If India acquiesces to this—if it normalises relations with Beijing on terms that implicitly accept Chinese sovereignty over Tibetan religious life—it would be participating in an act of civilisational self-amputation. It would be handing to an atheist authoritarian state the stewardship of a tradition that represents India’s greatest gift to the spiritual history of humanity. The birthplace of the Buddha cannot be diplomatically indifferent to the subjugation of the Buddha’s greatest living lineage.

CONCLUSION

India’s engagement with the Tibetan cause must therefore be understood at both registers simultaneously. At the material level, Tibet is the water tower upon which India’s rivers, monsoons, and agricultural survival depend—and China’s reckless dam-building, mining, and environmental exploitation of the plateau is a slow-motion hydraulic threat to India’s national security that no bilateral trade agreement can offset.
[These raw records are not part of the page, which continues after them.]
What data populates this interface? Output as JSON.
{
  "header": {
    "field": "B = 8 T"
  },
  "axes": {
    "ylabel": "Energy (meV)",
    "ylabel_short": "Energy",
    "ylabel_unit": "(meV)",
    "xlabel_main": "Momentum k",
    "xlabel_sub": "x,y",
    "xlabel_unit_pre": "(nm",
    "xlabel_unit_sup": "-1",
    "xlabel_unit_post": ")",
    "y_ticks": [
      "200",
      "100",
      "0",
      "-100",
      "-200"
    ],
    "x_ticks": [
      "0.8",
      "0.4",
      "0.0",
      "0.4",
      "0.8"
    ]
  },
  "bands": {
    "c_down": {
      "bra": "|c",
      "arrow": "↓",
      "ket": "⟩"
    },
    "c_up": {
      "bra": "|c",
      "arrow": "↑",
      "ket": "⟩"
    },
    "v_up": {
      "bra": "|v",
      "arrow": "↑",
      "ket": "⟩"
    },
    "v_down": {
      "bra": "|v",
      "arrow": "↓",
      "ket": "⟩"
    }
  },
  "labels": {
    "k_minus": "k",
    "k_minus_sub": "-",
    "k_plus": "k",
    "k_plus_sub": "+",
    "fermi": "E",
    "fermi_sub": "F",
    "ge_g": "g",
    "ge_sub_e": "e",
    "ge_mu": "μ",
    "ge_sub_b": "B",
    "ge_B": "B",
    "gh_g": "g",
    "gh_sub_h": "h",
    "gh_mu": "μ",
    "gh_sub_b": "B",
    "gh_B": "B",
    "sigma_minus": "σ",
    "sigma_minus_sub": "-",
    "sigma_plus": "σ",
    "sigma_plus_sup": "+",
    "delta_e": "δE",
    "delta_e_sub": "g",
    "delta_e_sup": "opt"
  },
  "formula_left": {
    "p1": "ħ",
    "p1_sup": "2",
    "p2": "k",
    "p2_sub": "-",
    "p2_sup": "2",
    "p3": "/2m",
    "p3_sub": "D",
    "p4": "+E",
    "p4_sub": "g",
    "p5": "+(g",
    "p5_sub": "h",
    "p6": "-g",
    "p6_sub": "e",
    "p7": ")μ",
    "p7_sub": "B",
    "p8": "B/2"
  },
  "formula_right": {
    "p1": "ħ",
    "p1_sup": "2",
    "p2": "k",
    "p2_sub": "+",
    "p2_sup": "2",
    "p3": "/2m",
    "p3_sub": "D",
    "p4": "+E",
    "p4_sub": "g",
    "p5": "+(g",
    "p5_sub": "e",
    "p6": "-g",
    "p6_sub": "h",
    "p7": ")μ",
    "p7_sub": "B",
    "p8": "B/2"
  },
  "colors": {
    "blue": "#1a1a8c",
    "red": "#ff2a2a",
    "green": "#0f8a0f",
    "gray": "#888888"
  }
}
At the civilisational level, Tibet is the northern guardian of a spiritual tradition that India gave to the world—and to abandon it would be to surrender the most profound dimension of India’s cultural identity to the custodianship of a state that regards religion as a tool of political control.

The Tibetan cause is not a charity that India extends to a displaced people. It is the defence of India’s own rivers, its own rain, and its own soul.

  • Hindol Sengupta is Professor of International Relations, Executive Dean of the International Affairs School, and Director of the India Institute, at the O.P. Jindal Global University.